- Official DVD cover
- Directed by: Pierre David
- Screenplay by: George Saunders John Bryan
- Story by: Pierre David
- Based on: Characters by David Cronenberg
- Produced by: Pierre David
- Starring: Daniel Quinn; Darlanne Fluegel; Richard Lynch; Richard Grove; Mark Rolston;
- Cinematography: Jacques Haitkin
- Edited by: Julian Semilian
- Music by: Louis Febre
- Production company: Image Organization; Malofilm; Republic Pictures; Starlight Film; ;
- Distributed by: Malofilm (Canada); Cine Plus (Germany); Republic Pictures (US); ;
- Release date: July 27, 1994;
- Running time: 95 minutes
- Country: Canada; Germany; United States; ;
- Language: English

= Scanner Cop =

1994 film by Pierre David

Scanner Cop is a 1994 science fiction action horror film. It is the fourth film in the Scanners series and the first of two films in the Scanner Cop sub-series. It is written, produced, and directed by longtime series producer Pierre David, and stars Daniel Quinn, Darlanne Fluegel, Mark Rolston and Richard Lynch. It was released direct-to-video in March 1994.

==Plot==
A Scanner (a person with special telepathic and telekinetic abilities) goes crazy and is shot by officer Pete Harrigan (Richard Grove). Harrigan discovers the Scanner had a child and adopts him. 15 years later, Harrigan leads the Los Angeles Police Department. His adopted son, Sam Staziak (Daniel Quinn), is a rookie in the department. Staziak is also a Scanner, although he keeps the powers hidden.

Dr. Karl Glock (Richard Lynch) is a psychiatrist. He is also a cult leader, and he brainwashes individuals to kill police. As the string of murders begins to decimate the police department, Sam faces sensory overload and possible insanity as he reluctantly uses his powers to hunt the man responsible for the killings.

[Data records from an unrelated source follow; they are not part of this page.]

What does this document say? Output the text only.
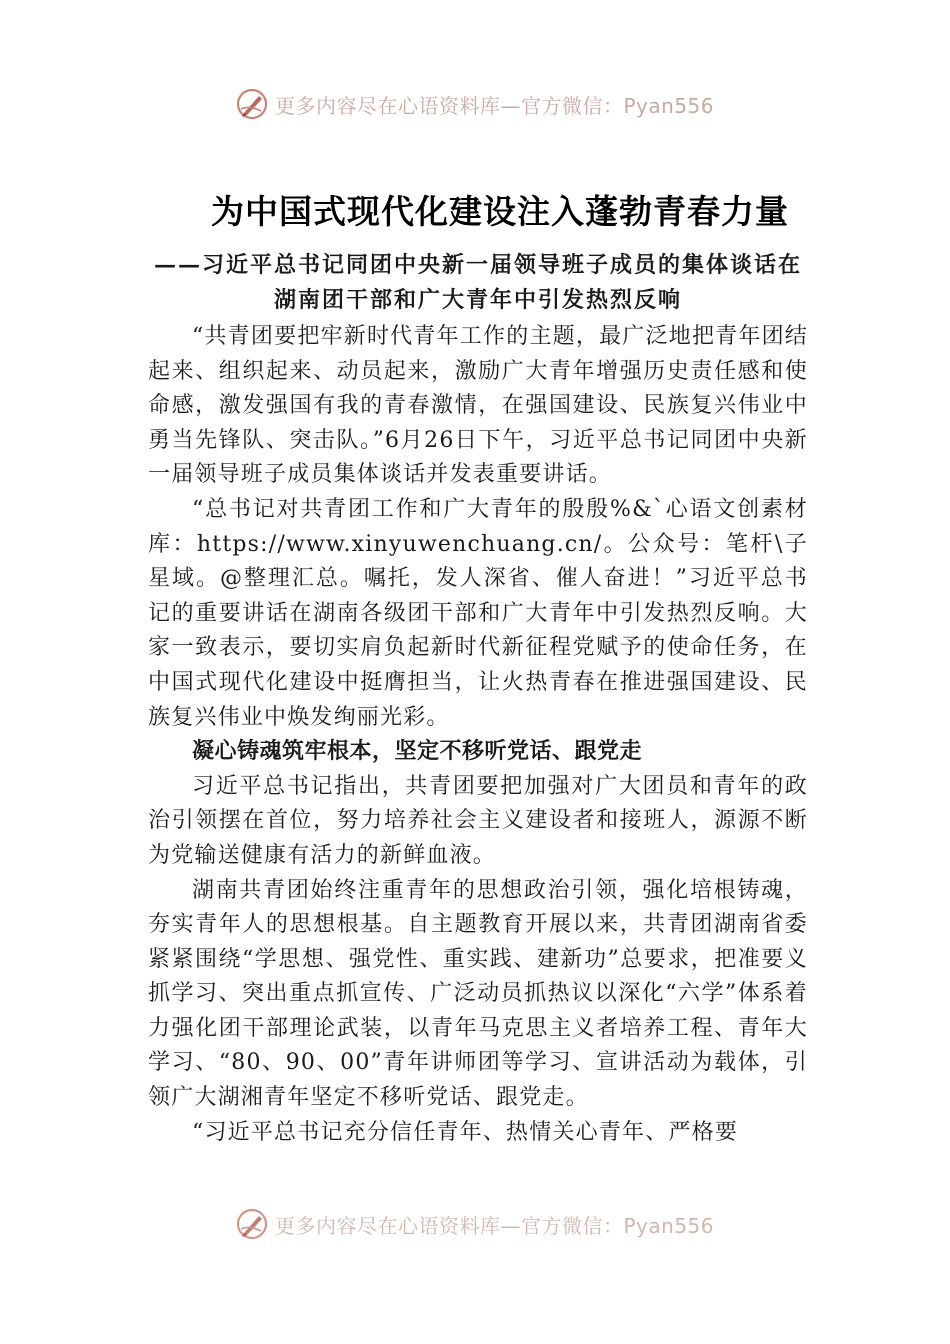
更多内容尽在心语资料库—官方微信：Pyan556
为中国式现代化建设注入蓬勃青春力量

——习近平总书记同团中央新一届领导班子成员的集体谈话在湖南团干部和广大青年中引发热烈反响

“共青团要把牢新时代青年工作的主题，最广泛地把青年团结起来、组织起来、动员起来，激励广大青年增强历史责任感和使命感，激发强国有我的青春激情，在强国建设、民族复兴伟业中勇当先锋队、突击队。”6月26日下午，习近平总书记同团中央新一届领导班子成员集体谈话并发表重要讲话。

“总书记对共青团工作和广大青年的殷殷%&`心语文创素材库：https://www.xinyuwenchuang.cn/。公众号：笔杆\子星域。@整理汇总。嘱托，发人深省、催人奋进！”习近平总书记的重要讲话在湖南各级团干部和广大青年中引发热烈反响。大家一致表示，要切实肩负起新时代新征程党赋予的使命任务，在中国式现代化建设中挺膺担当，让火热青春在推进强国建设、民族复兴伟业中焕发绚丽光彩。

凝心铸魂筑牢根本，坚定不移听党话、跟党走

习近平总书记指出，共青团要把加强对广大团员和青年的政治引领摆在首位，努力培养社会主义建设者和接班人，源源不断为党输送健康有活力的新鲜血液。

湖南共青团始终注重青年的思想政治引领，强化培根铸魂，夯实青年人的思想根基。自主题教育开展以来，共青团湖南省委紧紧围绕“学思想、强党性、重实践、建新功”总要求，把准要义抓学习、突出重点抓宣传、广泛动员抓热议以深化“六学”体系着力强化团干部理论武装，以青年马克思主义者培养工程、青年大学习、“80、90、00”青年讲师团等学习、宣讲活动为载体，引领广大湖湘青年坚定不移听党话、跟党走。

“习近平总书记充分信任青年、热情关心青年、严格要

更多内容尽在心语资料库—官方微信：Pyan556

Sam scans the memories of a coroner (Gary Hudson) who committed suicide. This provides clues to find Glock. Police psychiatrist Dr. Arden discovers puncture marks, indicating those who have been killing officers were drugged. A scan by Sam of a wife who killed her police officer husband shows the drug makes the victim see a giant version of whatever phobia they have.

Glock traps Sam, but Sam escapes. Sam attempts to scan Glock, but he is blocked by a metal plate in Glock's head. Glock attempts to pose as Harrigan's surgeon, but Sam telekinetically removes the plate from Glock's head, killing him.

== Cast ==

- Daniel Quinn as Samuel Staziak
- Richard Grove as Commander Peter Harrigan
- Darlanne Fluegel as Dr. Joan Alden
- Mark Rolston as Lieutenant Harry Brown
- Richard Lynch as Karl Glock
- Hilary Shepard as Zena
- Luca Bercovici as Dr. Krench
- Gary Hudson as Damon Pratt
- Savannah Smith Boucher as Margaret Harrigan
- Cyndi Pass as Sarah Kopek
- Ben Reed as Rick Kopek
- Billy Williams as Eightball
- Wayne Grace as Officer Dooley
- Darren Dalton as Officer Longo

==Production==
The film was the directorial debut of Pierre David, who had produced the first three Scanners films as well as David Cronenberg's Videodrome.

Unlike the previous films, which were all shot in Canada, Scanner Cop was shot in the United States with an American cast. Filming occurred in Los Angeles.

==Release==
The film was released on VHS and LaserDisc by Republic Pictures. A DVD has been released in Canada, along with the sequel Scanners: The Showdown (also known as Scanner Cop 2).

The film along with Scanners: The Showdown was released on 4K Ultra HD and Blu-ray from Vinegar Syndrome in a double feature set on May 28, 2021.

== Reception ==
Empire rated it 2/5 stars and described it as a "moderately enjoyable horror movie, that suffers for its cast and script". TV Guide rated it 2/4 stars and wrote that the film "works as a solid exploitation item", though it criticized the police procedural aspects. It noted that Glock should have been given more screen time. Glenn Kenny of Entertainment Weekly, in an article critiquing recent direct-to-video releases, rated it D+ and called the plot an excuse for "gruesome special effects".

Writing for Bloody Disgusting, Daniel Baldwin praised the film for taking the Scanners series in a new direction, describing it as "a tightly-written and paced cop thriller". Moria gave the film two stars, found it not a dire as the other films in the franchise, and it was competently made but otherwise found it pedestrian.

==Sequel==

Scanner Cop II: Volkin's Revenge, also known as Scanners: The Showdown, was released in 1995.